There were urban explorers, photographers, and graffiti artists who regularly visited the tunnel for fun and profit. The train station in question had two people standing on it, both male, from the sounds of their voices.

Tasha ducked below the gate to listen to what they were talking about. She needed to know who they were and if they planned to leave any time soon. Maybe she could even ask them for money if they were of a generous kind, or for a job, if they were those types of people, but she didn't like her luck very much.

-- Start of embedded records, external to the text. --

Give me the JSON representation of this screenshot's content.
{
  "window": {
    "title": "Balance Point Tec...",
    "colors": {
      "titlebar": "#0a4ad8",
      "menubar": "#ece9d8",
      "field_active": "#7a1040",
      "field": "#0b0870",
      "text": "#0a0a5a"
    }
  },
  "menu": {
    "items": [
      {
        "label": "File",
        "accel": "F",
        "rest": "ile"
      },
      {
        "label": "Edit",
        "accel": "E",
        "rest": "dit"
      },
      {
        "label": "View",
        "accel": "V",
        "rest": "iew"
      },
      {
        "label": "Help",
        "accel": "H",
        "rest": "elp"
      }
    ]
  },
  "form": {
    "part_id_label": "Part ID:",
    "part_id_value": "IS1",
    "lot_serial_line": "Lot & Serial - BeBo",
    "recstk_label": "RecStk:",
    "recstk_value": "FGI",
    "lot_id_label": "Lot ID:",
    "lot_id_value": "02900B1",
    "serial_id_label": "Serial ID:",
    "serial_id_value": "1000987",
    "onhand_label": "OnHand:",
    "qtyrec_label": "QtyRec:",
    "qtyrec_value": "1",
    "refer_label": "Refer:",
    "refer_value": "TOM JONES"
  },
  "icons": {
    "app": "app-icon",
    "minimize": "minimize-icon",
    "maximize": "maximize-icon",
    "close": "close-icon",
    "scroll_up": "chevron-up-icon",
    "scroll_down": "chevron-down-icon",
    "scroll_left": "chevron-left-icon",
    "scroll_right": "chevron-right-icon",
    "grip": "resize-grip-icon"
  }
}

"Any luck today?" a small man asked. He was a thirty-something bald-shaved guy with gang tattoos on his forehead and he wore a leather jacket that looked like it would fall off at any moment.

While he was small and wide, the man next to him looked just the opposite. He was tall, athletic, and couldn't have looked more intimidating if he tried. He had his hair cut to its root like an ex-military and his sleeves were barely wide enough to accommodate his biceps.

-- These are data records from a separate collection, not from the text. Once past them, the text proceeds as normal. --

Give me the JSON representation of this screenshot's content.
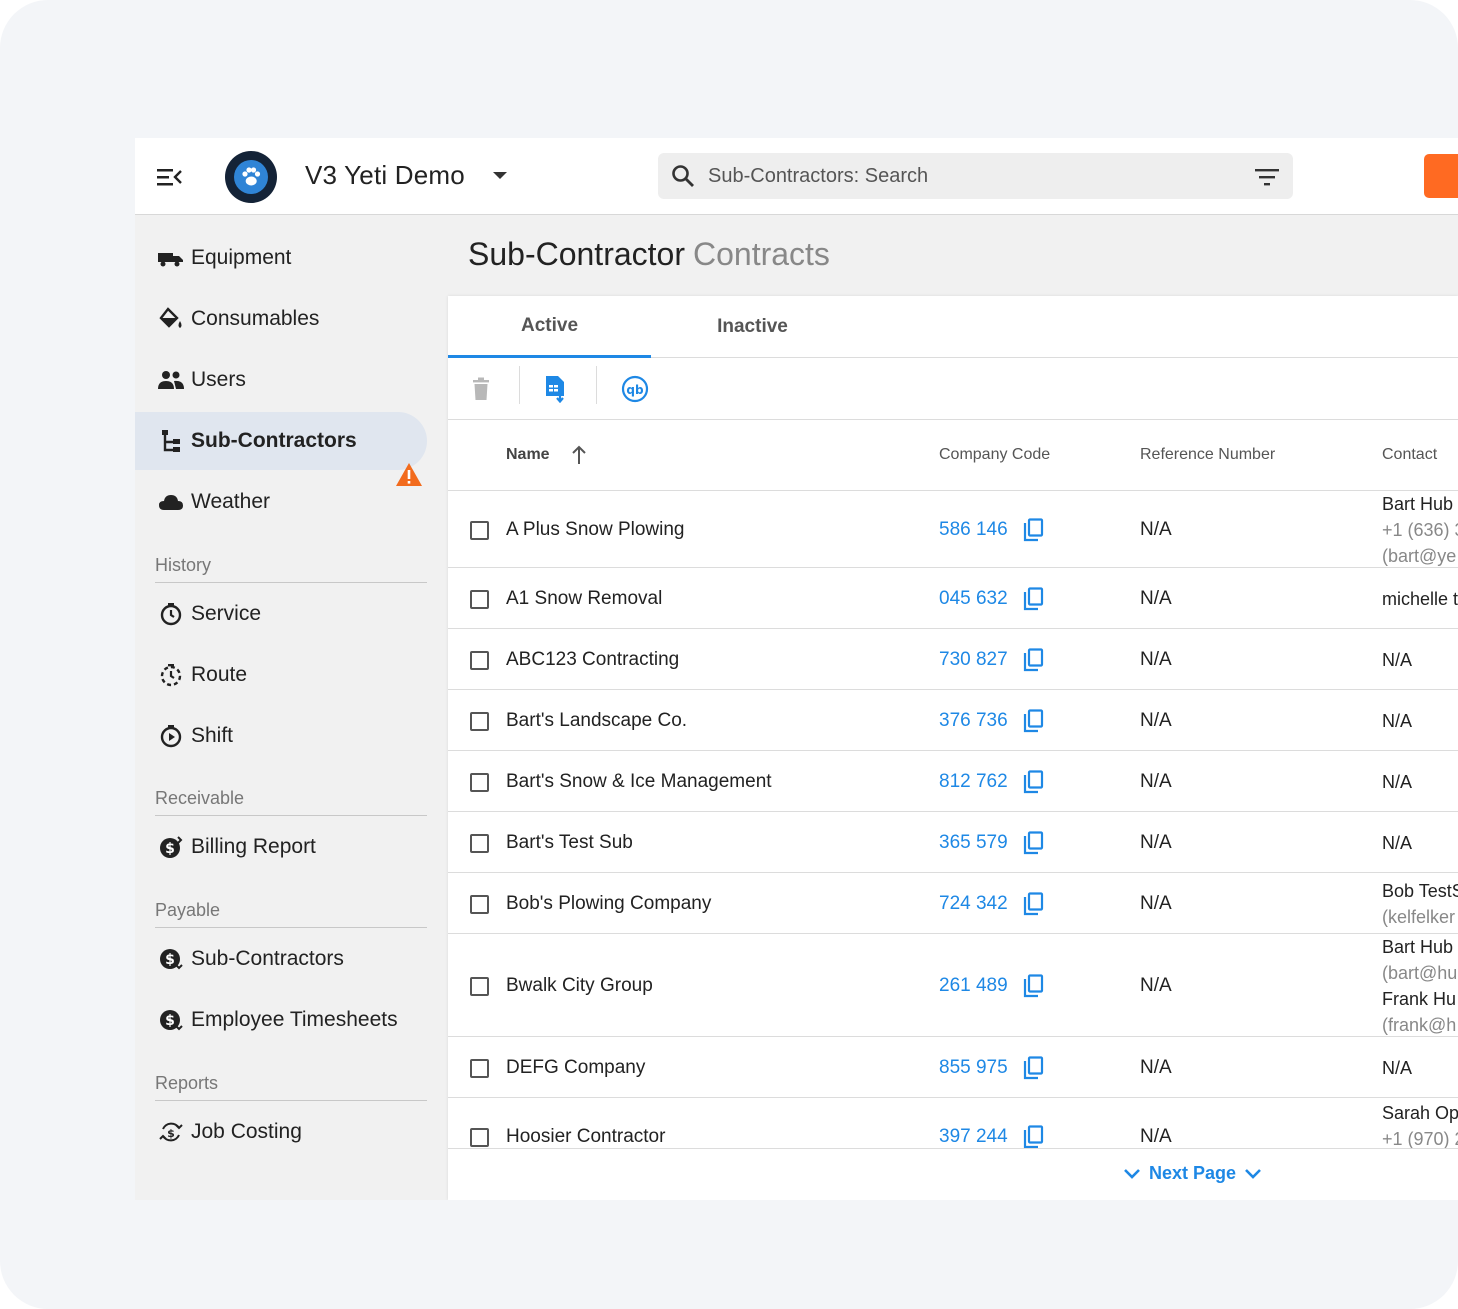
{
  "header": {
    "org_name": "V3 Yeti Demo",
    "search_placeholder": "Sub-Contractors: Search"
  },
  "sidebar": {
    "items": [
      {
        "label": "Equipment",
        "icon": "truck-icon"
      },
      {
        "label": "Consumables",
        "icon": "paint-bucket-icon"
      },
      {
        "label": "Users",
        "icon": "users-icon"
      },
      {
        "label": "Sub-Contractors",
        "icon": "hierarchy-icon",
        "active": true
      },
      {
        "label": "Weather",
        "icon": "cloud-icon"
      }
    ],
    "sections": {
      "history": {
        "label": "History",
        "items": [
          {
            "label": "Service",
            "icon": "history-clock-icon"
          },
          {
            "label": "Route",
            "icon": "history-clock-icon"
          },
          {
            "label": "Shift",
            "icon": "history-clock-icon"
          }
        ]
      },
      "receivable": {
        "label": "Receivable",
        "items": [
          {
            "label": "Billing Report",
            "icon": "dollar-icon"
          }
        ]
      },
      "payable": {
        "label": "Payable",
        "items": [
          {
            "label": "Sub-Contractors",
            "icon": "dollar-icon"
          },
          {
            "label": "Employee Timesheets",
            "icon": "dollar-icon"
          }
        ]
      },
      "reports": {
        "label": "Reports",
        "items": [
          {
            "label": "Job Costing",
            "icon": "dollar-cycle-icon"
          }
        ]
      }
    }
  },
  "page": {
    "title_main": "Sub-Contractor",
    "title_sub": "Contracts"
  },
  "tabs": [
    {
      "label": "Active",
      "active": true
    },
    {
      "label": "Inactive",
      "active": false
    }
  ],
  "table": {
    "columns": {
      "name": "Name",
      "company_code": "Company Code",
      "reference_number": "Reference Number",
      "contact": "Contact"
    },
    "rows": [
      {
        "name": "A Plus Snow Plowing",
        "code": "586 146",
        "ref": "N/A",
        "contact": [
          "Bart Hub",
          "+1 (636) 3",
          "(bart@ye"
        ]
      },
      {
        "name": "A1 Snow Removal",
        "code": "045 632",
        "ref": "N/A",
        "contact": [
          "michelle t"
        ]
      },
      {
        "name": "ABC123 Contracting",
        "code": "730 827",
        "ref": "N/A",
        "contact": [
          "N/A"
        ]
      },
      {
        "name": "Bart's Landscape Co.",
        "code": "376 736",
        "ref": "N/A",
        "contact": [
          "N/A"
        ]
      },
      {
        "name": "Bart's Snow & Ice Management",
        "code": "812 762",
        "ref": "N/A",
        "contact": [
          "N/A"
        ]
      },
      {
        "name": "Bart's Test Sub",
        "code": "365 579",
        "ref": "N/A",
        "contact": [
          "N/A"
        ]
      },
      {
        "name": "Bob's Plowing Company",
        "code": "724 342",
        "ref": "N/A",
        "contact": [
          "Bob TestS",
          "(kelfelker"
        ]
      },
      {
        "name": "Bwalk City Group",
        "code": "261 489",
        "ref": "N/A",
        "contact": [
          "Bart Hub",
          "(bart@hu",
          "Frank Hu",
          "(frank@h"
        ]
      },
      {
        "name": "DEFG Company",
        "code": "855 975",
        "ref": "N/A",
        "contact": [
          "N/A"
        ]
      },
      {
        "name": "Hoosier Contractor",
        "code": "397 244",
        "ref": "N/A",
        "contact": [
          "Sarah Op",
          "+1 (970) 2"
        ]
      }
    ]
  },
  "footer": {
    "next_page": "Next Page"
  },
  "colors": {
    "accent": "#1e88e5",
    "brand_orange": "#ff6a22",
    "warning": "#f26b1d",
    "logo_bg": "#142337"
  }
}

"No luck," the big man said. "The cattle improved club security."

"Cattle"? Who were these people? Was that a code name? There were only two people who spoke in code: Criminals and spies. Given their tattoos and their general demeanor, it wasn't hard to guess what category these guys fell into.

The small man laughed. "You need to ask more nicely. Find a sweet, young blonde, show her your man things, and she'll show you the way in."

Tasha made a big mistake coming here. She considered turning away and running, but the men still spoke.

"Even If we get food, who buys it?" the taller man asked. "Toni Luccio took over. He isn't very hungry."

"There's always hungry mouths, trust me. Especially now when the food just keeps coming to us."

"Food"? Were they talking about drugs?

Tasha turned around. She tried a quick walk, almost stumbled over the tracks, and waved her hands to catch herself.

"Hey! You hear that?" the small man asked.

"What?"

"I think there's food."

Tasha froze.

"What'cha think?" the small man asked. "Should we sell her?"

"Breasts aren't very big. We wouldn't get much money."

"Yeah, but the face is nice."

They weren't drug dealers, they were human traffickers!

"Hey!" the small man said. "Don't move. If you stay here, we'll sell you to someone who wants you alive. There's plenty of people who are only after the blood rather than the flesh."

Tasha ran. She ran back to where she came from.

The small man looked like someone she could outrun. The big man? She wasn't so sure. In a tunnel so long and dark, she had no idea where to find hiding places or how long she had to run to get out! In the daylight, these cowards at least wouldn't attack.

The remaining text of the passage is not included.